The American Urological Association updated its guidelines on Renal Masses and Localized Renal Cancer, expanding the use of genetic counseling and updating the use of active surveillance.
The American Urological Association (AUA) updated its guidelines on Renal Masses and Localized Renal Cancer, expanding the use of genetic counseling and updating the use of active surveillance, according to a press release by the organization.
The guidelines were originally published in 2013 and updated in 2017. The 2017 updates were based on a literature search conducted through October 2020. The Guidelines cover the management and evaluation of localized sporadic renal masses that may be renal cell carcinoma (RCC) in adults. The guidelines also cover solid-enhancing renal tumors and Bosniak 3 and 4 complex cystic masses. Follow-up treatment and care is also addressed in the guidelines, including recommendations for regular clinical follow-up and chest and abdominal imaging.
Literature around management, evaluation, and the role of surveillance has been rapidly evolving. Controversies surrounding the role of renal mass biopsy and concerns over the overutilization of radical nephrectomy still remain, prompting the expansion of guidelines.

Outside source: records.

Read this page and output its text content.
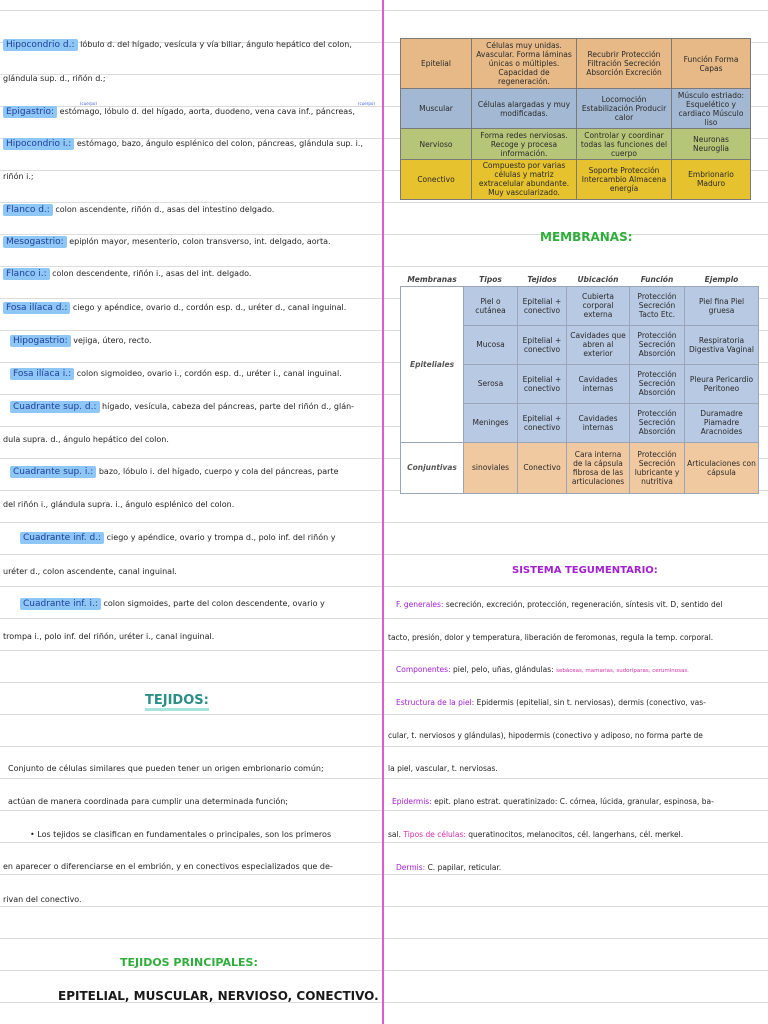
Hipocondrio d.: lóbulo d. del hígado, vesícula y vía biliar, ángulo hepático del colon,
glándula sup. d., riñón d.;
(cuerpo)	(cuerpo)
Epigastrio: estómago, lóbulo d. del hígado, aorta, duodeno, vena cava inf., páncreas,
Hipocondrio i.: estómago, bazo, ángulo esplénico del colon, páncreas, glándula sup. i.,
riñón i.;
Flanco d.: colon ascendente, riñón d., asas del intestino delgado.
Mesogastrio: epiplón mayor, mesenterio, colon transverso, int. delgado, aorta.
Flanco i.: colon descendente, riñón i., asas del int. delgado.
Fosa ilíaca d.: ciego y apéndice, ovario d., cordón esp. d., uréter d., canal inguinal.
Hipogastrio: vejiga, útero, recto.
Fosa ilíaca i.: colon sigmoideo, ovario i., cordón esp. d., uréter i., canal inguinal.
Cuadrante sup. d.: hígado, vesícula, cabeza del páncreas, parte del riñón d., glán-
dula supra. d., ángulo hepático del colon.
Cuadrante sup. i.: bazo, lóbulo i. del hígado, cuerpo y cola del páncreas, parte
del riñón i., glándula supra. i., ángulo esplénico del colon.
Cuadrante inf. d.: ciego y apéndice, ovario y trompa d., polo inf. del riñón y
uréter d., colon ascendente, canal inguinal.
Cuadrante inf. i.: colon sigmoides, parte del colon descendente, ovario y
trompa i., polo inf. del riñón, uréter i., canal inguinal.
TEJIDOS:
Conjunto de células similares que pueden tener un origen embrionario común;
actúan de manera coordinada para cumplir una determinada función;
• Los tejidos se clasifican en fundamentales o principales, son los primeros
en aparecer o diferenciarse en el embrión, y en conectivos especializados que de-
rivan del conectivo.
TEJIDOS PRINCIPALES:
EPITELIAL, MUSCULAR, NERVIOSO, CONECTIVO.
Epitelial	Células muy unidas. Avascular. Forma láminas únicas o múltiples. Capacidad de regeneración.	Recubrir Protección Filtración Secreción Absorción Excreción	Función Forma Capas
Muscular	Células alargadas y muy modificadas.	Locomoción Estabilización Producir calor	Músculo estriado: Esquelético y cardiaco Músculo liso
Nervioso	Forma redes nerviosas. Recoge y procesa información.	Controlar y coordinar todas las funciones del cuerpo	Neuronas Neuroglia
Conectivo	Compuesto por varias células y matriz extracelular abundante. Muy vascularizado.	Soporte Protección Intercambio Almacena energía	Embrionario Maduro
MEMBRANAS:
Membranas	Tipos	Tejidos	Ubicación	Función	Ejemplo
Epiteliales	Piel o cutánea	Epitelial + conectivo	Cubierta corporal externa	Protección Secreción Tacto Etc.	Piel fina Piel gruesa
	Mucosa	Epitelial + conectivo	Cavidades que abren al exterior	Protección Secreción Absorción	Respiratoria Digestiva Vaginal
	Serosa	Epitelial + conectivo	Cavidades internas	Protección Secreción Absorción	Pleura Pericardio Peritoneo
	Meninges	Epitelial + conectivo	Cavidades internas	Protección Secreción Absorción	Duramadre Piamadre Aracnoides
Conjuntivas	sinoviales	Conectivo	Cara interna de la cápsula fibrosa de las articulaciones	Protección Secreción lubricante y nutritiva	Articulaciones con cápsula
SISTEMA TEGUMENTARIO:
F. generales: secreción, excreción, protección, regeneración, síntesis vit. D, sentido del
tacto, presión, dolor y temperatura, liberación de feromonas, regula la temp. corporal.
Componentes: piel, pelo, uñas, glándulas: sebáceas, mamarias, sudoríparas, ceruminosas.
Estructura de la piel: Epidermis (epitelial, sin t. nerviosas), dermis (conectivo, vas-
cular, t. nerviosos y glándulas), hipodermis (conectivo y adiposo, no forma parte de
la piel, vascular, t. nerviosas.
Epidermis: epit. plano estrat. queratinizado: C. córnea, lúcida, granular, espinosa, ba-
sal. Tipos de células: queratinocitos, melanocitos, cél. langerhans, cél. merkel.
Dermis: C. papilar, reticular.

"Renal cancer is one of the ten most common cancers in both men and women," said Steven C. Campbell, MD, PhD, chair of the Renal Mass Guideline Panel, in a press release. "We believe this revised guideline will provide a useful, evidence-based clinical reference for the medical and surgical management of renal masses and localized renal cancer."
The first change made to the guidelines is surrounding the use of genetic counseling. The guidelines now recommend genetic counseling for any patients 46 years of age or younger with renal malignancy or multifocal or bilateral renal masses. Additionally, those with a first-or-second degree relative with a history of malignancy or a known clinical or genetic diagnosis of a familial renal neoplastic syndrome, even if a kidney cancer has not been observed, or if the patient’s pathology suggests this kind of syndrome through histological findings.
The use of renal mass biopsies was also addressed in the updated guidelines. According to the AUA, all patients should receive counseling around the rational, positive, and negative predictive values, potential risks, and non-diagnostic rates of renal mass biopsy. This suggestion is now evidence based, according to the organization. Renal mass biopsy should be given special consideration when a mass is suspected to be hematologic, metastatic, inflammatory, or infectious. It should also be considered for patients with a solid renal mass who elect the biopsy. Multiple core biopsies are preferred over fine-needle aspiration.
According to the updated guidelines, radical nephrectomy should be considered for patients with a solid or Bosniak 3/4 complex cystic renal mass when increased oncologic potential is suggested by tumor size, renal mass biopsy, or imaging.
Thermal ablation should be considered as an alternate approach for cTIa solid renal masses less than 3cm in size management. For patients who choose this approach, a percutaneous technique is preferred over a surgical approach whenever possible to minimize morbidity.
The use of active surveillance was also updated. For patients with a solid Bosniak 3/4 complex cystic renal mass who elect active surveillance, a renal mass biopsy should be performed if the mass is solid or has solid components. This allows for further oncologic risk stratification and for patients whose anticipated oncologic benefits of intervention outweigh the risk of treatment and competing risk of death, intervention should be recommended. Active surveillance with delayed intervention can be pursed only If the patients understand and are willing to accept the risk associated with this strategy.